Climatização Corporativa

A importância da manutenção e operação eficiente dos sistemas de climatização em edifícios corporativos.

Por Léa Lobo

Climatização Corporativa

Foto: Divulgação

No dia 05 de setembro de 2024, a SMACNA Brasil promoveu o Smacna Day em São Paulo, reunindo especialistas do setor de climatização para discutir as melhores práticas e inovações tecnológicas para edificações. Durante o evento, Fábio Morais, Vice-Presidente da Brookfield, trouxe um olhar técnico e estratégico sobre a importância dos sistemas de climatização em edifícios corporativos e os desafios associados à operação e manutenção.

Em sua apresentação, Fábio Morais destacou um dos principais problemas enfrentados no setor: a operação e manutenção dos sistemas de climatização. Segundo ele, embora pareça um processo simples, muitas vezes a negligência nessa etapa pode gerar problemas complexos e onerosos.

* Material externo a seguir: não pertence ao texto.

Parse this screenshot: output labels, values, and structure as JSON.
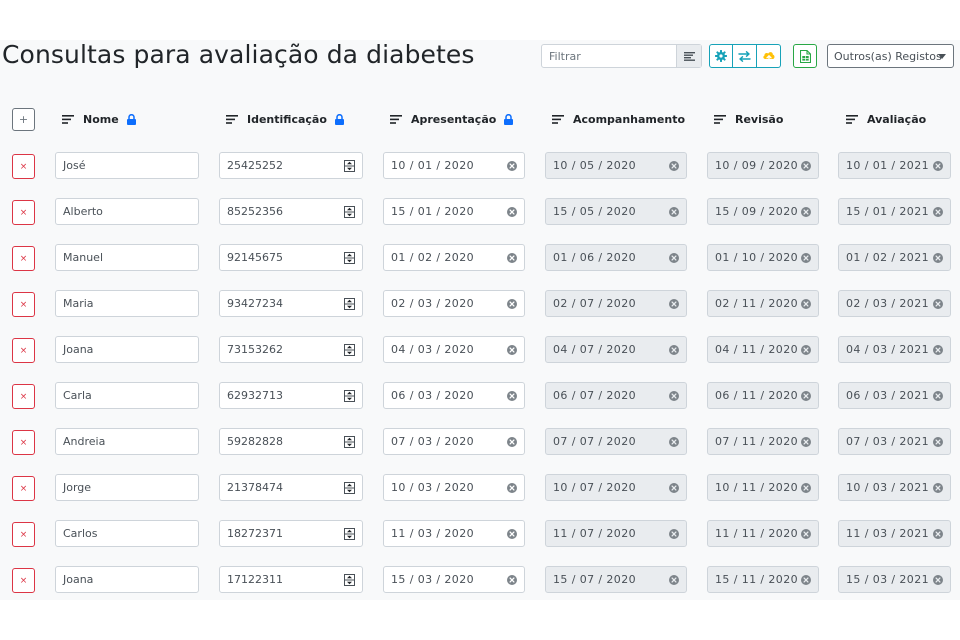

"Manter e operar adequadamente é o maior desafio. Às vezes parece simples, mas é o que pode causar grandes problemas se não for feito da maneira correta", afirmou. Ele ressaltou que, por vezes, a escolha de fornecedores ou mantenedores baseados apenas no critério de menor preço acaba comprometendo a qualidade do serviço e, no longo prazo, gerando custos ainda mais altos.

Morais alertou para o perigo de contratar equipes que não possuem treinamento ou certificação dos fabricantes de equipamentos de climatização, um erro que pode resultar em prejuízos significativos. Ele exemplificou uma situação em que o mantenedor contratado não foi aprovado pelo fornecedor dos equipamentos instalados no edifício. Como consequência, problemas que poderiam estar cobertos pela garantia acabaram sendo tratados como despesas de capital (CAPEX) não previstas.

"Às vezes, você escolhe o prestador de serviço mais barato, e ele não tem a qualificação necessária. Na hora que o problema aparece, o fornecedor diz: 'Esse mantenedor não foi treinado por nós, então a garantia não cobre'. Isso transforma uma situação que poderia ser simples em um grande custo adicional", explicou Morais.

Durante sua palestra, Fábio Morais também ressaltou que, em grandes projetos, os riscos são menores no estágio de desenvolvimento e instalação, pois os principais projetistas e instaladores costumam estar envolvidos. No entanto, os problemas começam a aparecer no médio e longo prazo, especialmente em edifícios com altas taxas de vacância. A falta de manutenção regular, combinada com a redução de pessoal qualificado, acaba encurtando o ciclo de vida útil dos sistemas de climatização e aumentando os custos operacionais.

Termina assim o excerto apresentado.